Null kinda implies "n/a". 

So order-lines on an order might reference a stock item from the stock
But you might enter an order-line where the stock item was null, meaning not
from the stock table.
_Not_ meaning that there is a stock item with code "null".

Remember that in general:
 null != null

In joins, these rows don't normally appear, so it's worth watching. I'm not
a posgresql expert (or an oracle one!) but in oracle you can use a syntax "
select a, b from t1, t2 where = (+) " which also includes rows
where the foreign key is null (setting all columns from the other table to
null in those rows).

> -----Original Message-----
> From:	Richard Ellis [SMTP:rellis(at)erols(dot)com]
> Sent:	Wednesday, September 06, 2000 1:00 PM
> To:	piers(dot)scannell(at)globecastne(dot)com
> Subject:	Re: [BUGS] Possible bug in referential integrity system
> > 	create table t1 (num int4, name text);
> > 	create table t2 (ref int4 references t1 (num), val text);
> > 	insert into t1 values (1, 'Widget1');
> > 	insert into t2 values ( (select num from t1 where name = 'Widget1'),
> > 'Valuable');
> > 	insert into t2 values ( (select num from t1 where name = 'widget2'),
> > 'Bug?');
> > 
> > In the second case, the ref column in t2 isn't "not null" so it can
> > be a null.

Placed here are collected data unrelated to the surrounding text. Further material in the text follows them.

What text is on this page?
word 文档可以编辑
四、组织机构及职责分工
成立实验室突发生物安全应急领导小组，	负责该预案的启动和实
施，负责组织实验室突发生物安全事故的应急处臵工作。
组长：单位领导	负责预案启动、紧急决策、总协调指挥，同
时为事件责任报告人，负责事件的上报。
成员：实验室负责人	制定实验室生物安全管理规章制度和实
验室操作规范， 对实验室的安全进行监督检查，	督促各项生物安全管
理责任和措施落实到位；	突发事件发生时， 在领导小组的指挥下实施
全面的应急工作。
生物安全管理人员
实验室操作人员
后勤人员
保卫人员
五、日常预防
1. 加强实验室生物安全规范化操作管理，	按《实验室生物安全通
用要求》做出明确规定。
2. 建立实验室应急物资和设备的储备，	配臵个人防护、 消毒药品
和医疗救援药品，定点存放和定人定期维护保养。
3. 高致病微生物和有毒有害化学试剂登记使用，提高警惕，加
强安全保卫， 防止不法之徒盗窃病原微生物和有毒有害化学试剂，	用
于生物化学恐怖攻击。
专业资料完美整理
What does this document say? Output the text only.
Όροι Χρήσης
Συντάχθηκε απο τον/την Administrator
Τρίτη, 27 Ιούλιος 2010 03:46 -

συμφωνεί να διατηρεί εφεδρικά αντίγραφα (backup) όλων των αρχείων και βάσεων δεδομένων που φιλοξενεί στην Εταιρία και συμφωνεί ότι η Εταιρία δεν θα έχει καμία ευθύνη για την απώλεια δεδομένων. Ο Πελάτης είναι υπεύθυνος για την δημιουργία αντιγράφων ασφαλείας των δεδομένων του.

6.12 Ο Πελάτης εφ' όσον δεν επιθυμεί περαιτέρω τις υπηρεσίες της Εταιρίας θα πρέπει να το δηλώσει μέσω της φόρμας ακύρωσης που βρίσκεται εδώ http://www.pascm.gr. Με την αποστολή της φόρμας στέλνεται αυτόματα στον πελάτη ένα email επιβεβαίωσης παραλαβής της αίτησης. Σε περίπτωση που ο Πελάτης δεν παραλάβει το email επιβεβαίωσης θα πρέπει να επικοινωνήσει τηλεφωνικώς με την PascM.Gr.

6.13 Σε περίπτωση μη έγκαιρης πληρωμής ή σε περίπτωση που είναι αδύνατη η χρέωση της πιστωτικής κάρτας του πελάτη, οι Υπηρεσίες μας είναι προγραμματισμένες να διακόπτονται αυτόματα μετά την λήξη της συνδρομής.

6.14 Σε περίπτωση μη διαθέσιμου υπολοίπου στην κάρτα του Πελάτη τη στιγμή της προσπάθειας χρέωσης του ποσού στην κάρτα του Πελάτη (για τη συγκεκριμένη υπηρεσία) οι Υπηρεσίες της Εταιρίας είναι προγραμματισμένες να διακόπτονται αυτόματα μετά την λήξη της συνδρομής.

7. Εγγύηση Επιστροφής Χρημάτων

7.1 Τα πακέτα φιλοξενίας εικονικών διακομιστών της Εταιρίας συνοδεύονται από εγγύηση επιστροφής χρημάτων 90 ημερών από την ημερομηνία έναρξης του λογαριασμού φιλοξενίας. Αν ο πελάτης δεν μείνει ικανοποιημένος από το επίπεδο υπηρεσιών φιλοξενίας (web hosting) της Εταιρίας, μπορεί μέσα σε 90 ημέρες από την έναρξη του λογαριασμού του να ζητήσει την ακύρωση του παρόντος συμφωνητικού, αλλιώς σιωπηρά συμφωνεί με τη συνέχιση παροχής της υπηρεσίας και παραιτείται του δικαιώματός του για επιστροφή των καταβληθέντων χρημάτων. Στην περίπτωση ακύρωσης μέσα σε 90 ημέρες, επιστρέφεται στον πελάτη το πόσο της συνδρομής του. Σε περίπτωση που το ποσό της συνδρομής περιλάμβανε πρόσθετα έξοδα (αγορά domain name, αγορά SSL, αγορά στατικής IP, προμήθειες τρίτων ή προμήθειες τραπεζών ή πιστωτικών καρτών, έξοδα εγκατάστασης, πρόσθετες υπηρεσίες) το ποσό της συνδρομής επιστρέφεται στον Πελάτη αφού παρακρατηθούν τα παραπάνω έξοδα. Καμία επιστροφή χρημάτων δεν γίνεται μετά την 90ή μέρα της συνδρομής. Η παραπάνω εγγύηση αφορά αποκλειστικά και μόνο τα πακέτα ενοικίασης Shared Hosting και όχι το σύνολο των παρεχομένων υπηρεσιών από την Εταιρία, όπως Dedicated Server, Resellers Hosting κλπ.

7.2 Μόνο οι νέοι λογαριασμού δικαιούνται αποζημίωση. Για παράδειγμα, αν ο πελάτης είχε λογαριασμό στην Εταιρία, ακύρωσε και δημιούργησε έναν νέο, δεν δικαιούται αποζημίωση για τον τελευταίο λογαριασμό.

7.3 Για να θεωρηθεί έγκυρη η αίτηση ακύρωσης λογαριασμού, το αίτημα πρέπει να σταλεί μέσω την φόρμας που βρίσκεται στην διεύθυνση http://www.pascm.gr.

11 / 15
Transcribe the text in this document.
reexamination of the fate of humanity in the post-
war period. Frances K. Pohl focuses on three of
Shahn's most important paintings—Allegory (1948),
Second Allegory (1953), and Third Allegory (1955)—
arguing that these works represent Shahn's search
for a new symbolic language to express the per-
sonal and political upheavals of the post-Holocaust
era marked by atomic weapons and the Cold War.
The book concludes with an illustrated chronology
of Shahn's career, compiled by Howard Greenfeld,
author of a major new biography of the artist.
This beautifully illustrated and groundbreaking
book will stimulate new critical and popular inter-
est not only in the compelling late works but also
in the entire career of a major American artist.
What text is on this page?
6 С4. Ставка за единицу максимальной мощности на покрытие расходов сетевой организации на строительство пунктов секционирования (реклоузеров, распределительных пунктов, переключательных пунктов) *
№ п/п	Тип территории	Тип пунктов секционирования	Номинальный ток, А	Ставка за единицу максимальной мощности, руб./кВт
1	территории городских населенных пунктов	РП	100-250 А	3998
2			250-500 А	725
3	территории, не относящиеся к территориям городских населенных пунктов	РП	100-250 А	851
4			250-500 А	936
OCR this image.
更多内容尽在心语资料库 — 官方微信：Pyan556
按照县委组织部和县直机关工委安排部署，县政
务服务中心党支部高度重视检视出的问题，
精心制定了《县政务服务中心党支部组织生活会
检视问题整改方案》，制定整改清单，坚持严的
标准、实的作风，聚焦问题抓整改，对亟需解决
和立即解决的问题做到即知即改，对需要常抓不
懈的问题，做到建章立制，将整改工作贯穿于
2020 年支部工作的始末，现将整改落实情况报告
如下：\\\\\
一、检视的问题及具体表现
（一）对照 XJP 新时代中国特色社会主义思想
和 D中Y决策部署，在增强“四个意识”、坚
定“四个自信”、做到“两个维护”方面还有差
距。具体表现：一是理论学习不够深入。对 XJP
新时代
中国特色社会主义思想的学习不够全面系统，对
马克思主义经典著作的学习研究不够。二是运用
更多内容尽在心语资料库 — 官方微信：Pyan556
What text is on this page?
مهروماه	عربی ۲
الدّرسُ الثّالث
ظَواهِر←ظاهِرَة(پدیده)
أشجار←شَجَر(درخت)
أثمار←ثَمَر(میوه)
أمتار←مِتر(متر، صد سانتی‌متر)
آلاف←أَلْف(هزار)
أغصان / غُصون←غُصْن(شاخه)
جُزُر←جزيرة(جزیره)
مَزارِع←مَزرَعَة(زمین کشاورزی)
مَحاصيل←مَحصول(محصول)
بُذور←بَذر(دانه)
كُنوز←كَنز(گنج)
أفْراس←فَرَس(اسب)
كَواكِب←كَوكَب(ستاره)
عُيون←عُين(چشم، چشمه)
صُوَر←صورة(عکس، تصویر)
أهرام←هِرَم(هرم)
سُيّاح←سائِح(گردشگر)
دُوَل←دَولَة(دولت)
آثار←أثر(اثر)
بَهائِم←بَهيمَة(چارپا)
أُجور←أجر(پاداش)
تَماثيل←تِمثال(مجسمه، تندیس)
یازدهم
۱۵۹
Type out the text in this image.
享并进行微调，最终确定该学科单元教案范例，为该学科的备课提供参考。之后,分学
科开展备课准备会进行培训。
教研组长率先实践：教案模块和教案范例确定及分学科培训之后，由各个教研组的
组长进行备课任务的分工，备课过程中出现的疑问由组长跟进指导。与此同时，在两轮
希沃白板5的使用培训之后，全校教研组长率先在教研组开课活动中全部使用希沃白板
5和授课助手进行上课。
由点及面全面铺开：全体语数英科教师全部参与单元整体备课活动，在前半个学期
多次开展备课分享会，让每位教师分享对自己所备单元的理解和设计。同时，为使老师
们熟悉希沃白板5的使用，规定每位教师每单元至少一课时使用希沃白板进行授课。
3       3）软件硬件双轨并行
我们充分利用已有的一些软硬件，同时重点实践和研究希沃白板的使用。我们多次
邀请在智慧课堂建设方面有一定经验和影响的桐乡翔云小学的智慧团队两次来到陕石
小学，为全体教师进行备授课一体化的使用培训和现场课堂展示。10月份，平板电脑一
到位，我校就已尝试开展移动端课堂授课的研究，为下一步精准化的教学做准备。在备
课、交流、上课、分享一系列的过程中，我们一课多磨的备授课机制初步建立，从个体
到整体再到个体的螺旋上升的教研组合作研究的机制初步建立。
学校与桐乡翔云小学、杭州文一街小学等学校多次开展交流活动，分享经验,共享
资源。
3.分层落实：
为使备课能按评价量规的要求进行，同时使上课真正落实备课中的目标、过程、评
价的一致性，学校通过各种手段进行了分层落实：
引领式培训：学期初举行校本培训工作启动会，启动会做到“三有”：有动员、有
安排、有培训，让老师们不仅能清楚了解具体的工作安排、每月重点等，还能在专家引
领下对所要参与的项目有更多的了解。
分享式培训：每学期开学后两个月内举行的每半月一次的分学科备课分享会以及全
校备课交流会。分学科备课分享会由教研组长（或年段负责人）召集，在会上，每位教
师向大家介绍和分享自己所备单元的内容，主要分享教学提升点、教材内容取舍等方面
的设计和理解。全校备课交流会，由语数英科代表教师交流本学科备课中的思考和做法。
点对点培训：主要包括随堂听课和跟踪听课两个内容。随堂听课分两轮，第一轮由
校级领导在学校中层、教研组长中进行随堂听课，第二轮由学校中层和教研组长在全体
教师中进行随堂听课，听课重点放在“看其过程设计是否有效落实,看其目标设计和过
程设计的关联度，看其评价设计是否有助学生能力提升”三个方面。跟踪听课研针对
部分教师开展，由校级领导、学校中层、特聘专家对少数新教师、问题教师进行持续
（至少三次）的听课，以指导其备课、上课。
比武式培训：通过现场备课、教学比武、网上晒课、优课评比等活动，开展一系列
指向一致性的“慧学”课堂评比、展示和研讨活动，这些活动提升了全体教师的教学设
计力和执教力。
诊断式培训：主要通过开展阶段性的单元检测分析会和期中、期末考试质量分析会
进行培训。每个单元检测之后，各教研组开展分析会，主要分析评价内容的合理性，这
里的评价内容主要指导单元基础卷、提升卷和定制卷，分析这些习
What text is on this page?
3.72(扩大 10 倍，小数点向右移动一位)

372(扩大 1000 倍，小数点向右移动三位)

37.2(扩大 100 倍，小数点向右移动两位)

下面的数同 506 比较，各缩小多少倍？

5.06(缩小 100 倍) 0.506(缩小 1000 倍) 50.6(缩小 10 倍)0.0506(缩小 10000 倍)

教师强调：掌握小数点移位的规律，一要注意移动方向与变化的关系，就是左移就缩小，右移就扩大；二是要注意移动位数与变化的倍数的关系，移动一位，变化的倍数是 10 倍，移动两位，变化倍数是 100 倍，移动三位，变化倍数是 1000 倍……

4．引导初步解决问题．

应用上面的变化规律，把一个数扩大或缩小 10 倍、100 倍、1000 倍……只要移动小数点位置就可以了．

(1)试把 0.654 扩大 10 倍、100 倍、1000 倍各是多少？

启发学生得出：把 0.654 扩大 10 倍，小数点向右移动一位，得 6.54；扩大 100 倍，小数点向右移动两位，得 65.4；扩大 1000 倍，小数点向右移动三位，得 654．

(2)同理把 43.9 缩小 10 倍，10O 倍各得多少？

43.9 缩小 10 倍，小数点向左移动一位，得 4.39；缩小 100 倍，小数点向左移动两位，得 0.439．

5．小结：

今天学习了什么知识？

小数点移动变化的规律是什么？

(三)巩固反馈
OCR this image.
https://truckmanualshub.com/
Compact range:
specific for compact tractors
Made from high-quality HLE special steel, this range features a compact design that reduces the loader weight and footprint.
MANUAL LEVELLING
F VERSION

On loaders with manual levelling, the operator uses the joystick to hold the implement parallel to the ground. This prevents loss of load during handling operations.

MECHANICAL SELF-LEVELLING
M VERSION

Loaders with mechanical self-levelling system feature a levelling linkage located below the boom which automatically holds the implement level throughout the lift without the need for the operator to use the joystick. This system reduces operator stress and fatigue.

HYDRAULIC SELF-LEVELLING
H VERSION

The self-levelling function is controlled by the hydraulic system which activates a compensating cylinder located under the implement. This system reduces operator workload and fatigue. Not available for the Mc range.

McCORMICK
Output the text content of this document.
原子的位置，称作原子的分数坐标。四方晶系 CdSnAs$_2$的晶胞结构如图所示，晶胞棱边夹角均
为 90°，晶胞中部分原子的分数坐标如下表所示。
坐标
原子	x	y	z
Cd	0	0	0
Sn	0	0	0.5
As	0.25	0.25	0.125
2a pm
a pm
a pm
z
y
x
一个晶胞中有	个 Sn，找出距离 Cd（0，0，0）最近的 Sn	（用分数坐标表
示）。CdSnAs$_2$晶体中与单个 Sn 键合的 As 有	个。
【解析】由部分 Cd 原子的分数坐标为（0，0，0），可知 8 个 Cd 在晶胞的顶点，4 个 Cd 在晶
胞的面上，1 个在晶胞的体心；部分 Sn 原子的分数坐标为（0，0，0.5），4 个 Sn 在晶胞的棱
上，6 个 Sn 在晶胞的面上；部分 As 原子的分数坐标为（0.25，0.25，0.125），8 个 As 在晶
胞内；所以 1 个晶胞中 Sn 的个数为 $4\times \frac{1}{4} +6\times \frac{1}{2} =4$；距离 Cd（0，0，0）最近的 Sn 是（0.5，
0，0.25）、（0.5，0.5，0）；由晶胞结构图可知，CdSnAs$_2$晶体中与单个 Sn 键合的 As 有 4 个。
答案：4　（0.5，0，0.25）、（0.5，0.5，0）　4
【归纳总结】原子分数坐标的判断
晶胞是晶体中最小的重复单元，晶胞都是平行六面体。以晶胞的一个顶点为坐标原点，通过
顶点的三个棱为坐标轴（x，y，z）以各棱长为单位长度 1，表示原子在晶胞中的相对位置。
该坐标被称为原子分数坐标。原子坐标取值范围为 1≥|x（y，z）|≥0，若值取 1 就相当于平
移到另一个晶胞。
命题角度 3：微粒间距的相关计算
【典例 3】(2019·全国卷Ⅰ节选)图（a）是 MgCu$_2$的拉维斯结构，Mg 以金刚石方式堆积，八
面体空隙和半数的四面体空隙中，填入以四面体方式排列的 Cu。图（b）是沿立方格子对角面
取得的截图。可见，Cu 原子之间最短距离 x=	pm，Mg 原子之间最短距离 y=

Foreign keys can be null, that is allowed, unless you
> > specify "not null". So the second insert's select gives null and
> > that's inserted into t2 correctly.
> Ok, then, is this my minunderstanding of how SQL works.  Here's what
> I thought things meant.
> t2 has a foreign key reference to t1.  Therefore, to insert a value
> into t2, a corresponding value must be present in t1.
> t1 has only one row, and that row has a value in the referenced
> foreign key constraint.
> Insertion of a null into the foreign key constraint column of t2
> should check t1 to see if at least one row has a null value.
> In this case, no row of t1 contains null.
> Therefore, the insert should fail, because there is no corresponding
> value in t1?
> Or am I unaware of a subtle side effect of 'null" when used in a
> foreign key constraint, in that 'null' in actuality means "do not
> check the foreign key constraint, just insert the remaining values"? 
> If this is the meaning of 'null', is it documented anywhere?